Il fit la moue, mais ne dit rien.

En tenue de soirée, Isolder était assis à la gauche de Leia, ses amazones derrière lui. Les deux femmes, de plus en plus superbes, portaient des robes de soie rouge suggestives. A la hanche chacune arborait un blaster et une vibroépée énigmatiquement décorée. A la droite de la princesse, Threkin Horm faisait office de chaperon. Tandis que les domestiques s’empressaient de préparer une place pour Han, Leia le présenta au Hapien.

— Ils se sont déjà rencontrés, l’interrompit Horm d’une voix glaciale.

La princesse regarda le président, qui ne faisait rien pour cacher son courroux.

— Exact, lança Solo. Le prince et moi avons bavardé pendant que je travaillais sur le Faucon. Nous nous sommes trouvé des points communs…

Il s’assit prestement, espérant que Leia ne remarquerait pas son embarras.

— Vraiment ? dit-elle. Je serais curieuse de les connaître…

— Général Solo, grommela Horm, pourquoi ne racontez-vous pas tout à notre hôte ?

Un long silence suivit cette déclaration. Isolder finit par le briser :

— Tout d’abord, commença-t-il, j’ai été fasciné d’apprendre que le général et moi avons tous deux été contrebandiers. L’univers est décidément petit…

— Contrebandier, un prince ? demanda Horm, soudain soupçonneux.

Han soupira de soulagement. On s’éloignait des sujets délicats.

— Oui, confirma Isolder. Quand j’étais petit garçon, des pirates attaquèrent le navire royal et tuèrent mon frère aîné. C’est ainsi que je devins l’héritier, le Chume’da. Idéaliste comme tous les jeunes gens, j’ai bientôt quitté le palais pour endosser une nouvelle identité. Pendant deux ans, j’ai hanté les routes commerciales, travaillant sur tous les vaisseaux illégaux dans l’espoir de retrouver les assassins de mon frère.

— Quelle étrange histoire ! s’étonna Leia. Avez-vous mis la main sur le coupable ?

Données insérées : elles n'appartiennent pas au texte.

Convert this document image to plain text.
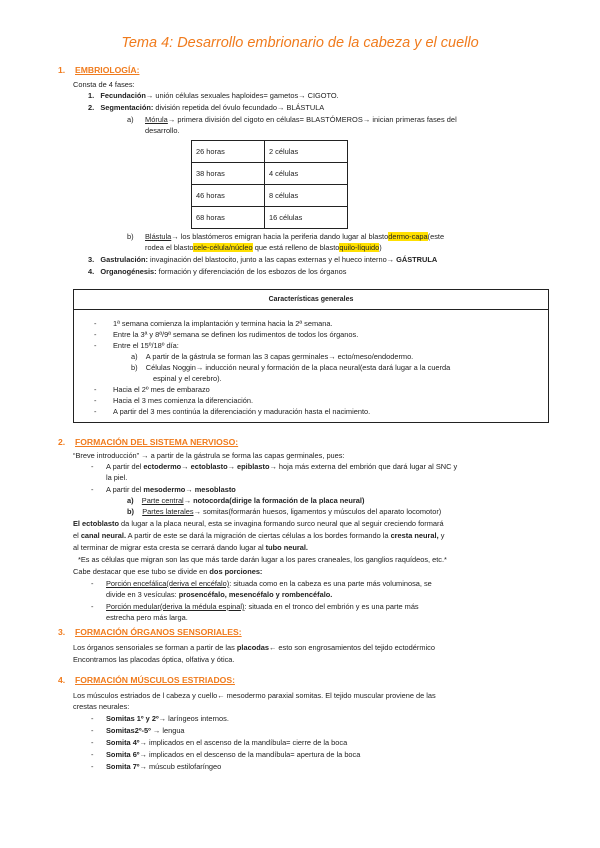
Tema 4: Desarrollo embrionario de la cabeza y el cuello
1. EMBRIOLOGÍA:
Consta de 4 fases:
1. Fecundación→ unión células sexuales haploides= gametos→ CIGOTO.
2. Segmentación: división repetida del óvulo fecundado→ BLÁSTULA
a) Mórula→ primera división del cigoto en células= BLASTÓMEROS→ inician primeras fases del
desarrollo.
26 horas	2 células
38 horas	4 células
46 horas	8 células
68 horas	16 células
b) Blástula→ los blastómeros emigran hacia la periferia dando lugar al blastodermo-capa(este
rodea el blastocele-célula/núcleo que está relleno de blastoquilo-líquido)
3. Gastrulación: invaginación del blastocito, junto a las capas externas y el hueco interno→ GÁSTRULA
4. Organogénesis: formación y diferenciación de los esbozos de los órganos
Características generales
- 1ª semana comienza la implantación y termina hacia la 2ª semana.
- Entre la 3ª y 8ª/9ª semana se definen los rudimentos de todos los órganos.
- Entre el 15º/18º día:
a)    A partir de la gástrula se forman las 3 capas germinales→ ecto/meso/endodermo.
b)    Células Noggin→ inducción neural y formación de la placa neural(esta dará lugar a la cuerda
espinal y el cerebro).
- Hacia el 2º mes de embarazo
- Hacia el 3 mes comienza la diferenciación.
- A partir del 3 mes continúa la diferenciación y maduración hasta el nacimiento.
2. FORMACIÓN DEL SISTEMA NERVIOSO:
“Breve introducción” → a partir de la gástrula se forma las capas germinales, pues:
- A partir del ectodermo→ ectoblasto→ epiblasto→ hoja más externa del embrión que dará lugar al SNC y
la piel.
- A partir del mesodermo→ mesoblasto
a) Parte central→ notocorda(dirige la formación de la placa neural)
b) Partes laterales→ somitas(formarán huesos, ligamentos y músculos del aparato locomotor)
El ectoblasto da lugar a la placa neural, esta se invagina formando surco neural que al seguir creciendo formará
el canal neural. A partir de este se dará la migración de ciertas células a los bordes formando la cresta neural, y
al terminar de migrar esta cresta se cerrará dando lugar al tubo neural.
*Es as células que migran son las que más tarde darán lugar a los pares craneales, los ganglios raquídeos, etc.*
Cabe destacar que ese tubo se divide en dos porciones:
- Porción encefálica(deriva el encéfalo): situada como en la cabeza es una parte más voluminosa, se
divide en 3 vesículas: prosencéfalo, mesencéfalo y rombencéfalo.
- Porción medular(deriva la médula espinal): situada en el tronco del embrión y es una parte más
estrecha pero más larga.
3. FORMACIÓN ÓRGANOS SENSORIALES:
Los órganos sensoriales se forman a partir de las placodas← esto son engrosamientos del tejido ectodérmico
Encontramos las placodas óptica, olfativa y ótica.
4. FORMACIÓN MÚSCULOS ESTRIADOS:
Los músculos estriados de l cabeza y cuello← mesodermo paraxial somitas. El tejido muscular proviene de las
crestas neurales:
- Somitas 1º y 2º→ laríngeos internos.
- Somitas2º-5º → lengua
- Somita 4º→ implicados en el ascenso de la mandíbula= cierre de la boca
- Somita 6º→ implicados en el descenso de la mandíbula= apertura de la boca
- Somita 7º→ múscub estilofaríngeo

— Oui. Il se nommait Harravan. Je l’ai arrêté et fait jeter en prison.

— Voyager avec les contrebandiers était extrêmement dangereux, intervint Horm. S’ils avaient découvert votre identité…

— Ce n’était pas mon principal souci. J’avais plus à craindre de la flotte de ma mère. Les escarmouches étaient très fréquentes…

— La reine ignorait où vous étiez ? s’étonna Leia.

— Oui. Les rumeurs prétendaient que je me terrais à l’autre bout de l’Univers, mort de peur. Ne sachant rien, ma mère laissait dire en espérant que je referais surface un jour.

— Et le pirate, cet Harravan, qu’est-il devenu ? demanda Han.

— Il fut assassiné en prison avant son jugement. Je n’ai jamais su le nom de ses complices.

Il y eut un nouveau silence. Leia chercha le regard de Han. Elle avait conscience que la digression du prince visait à protéger le général de sa colère.

Han s’éclaircit la gorge.

— Les pirates sont un gros problème sur votre territoire ? demanda-t-il.

— Pas vraiment, répondit Isolder. A l’intérieur de la Confédération, la sécurité est presque totale. Le long de nos frontières, en revanche, les difficultés sont incessantes. Il y a de nombreux engagements, souvent sanglants.

— J’ai survécu à l’un d’eux, souffla Han. Après ce que j’ai connu, il serait étonnant que les pirates s’aventurent chez vous…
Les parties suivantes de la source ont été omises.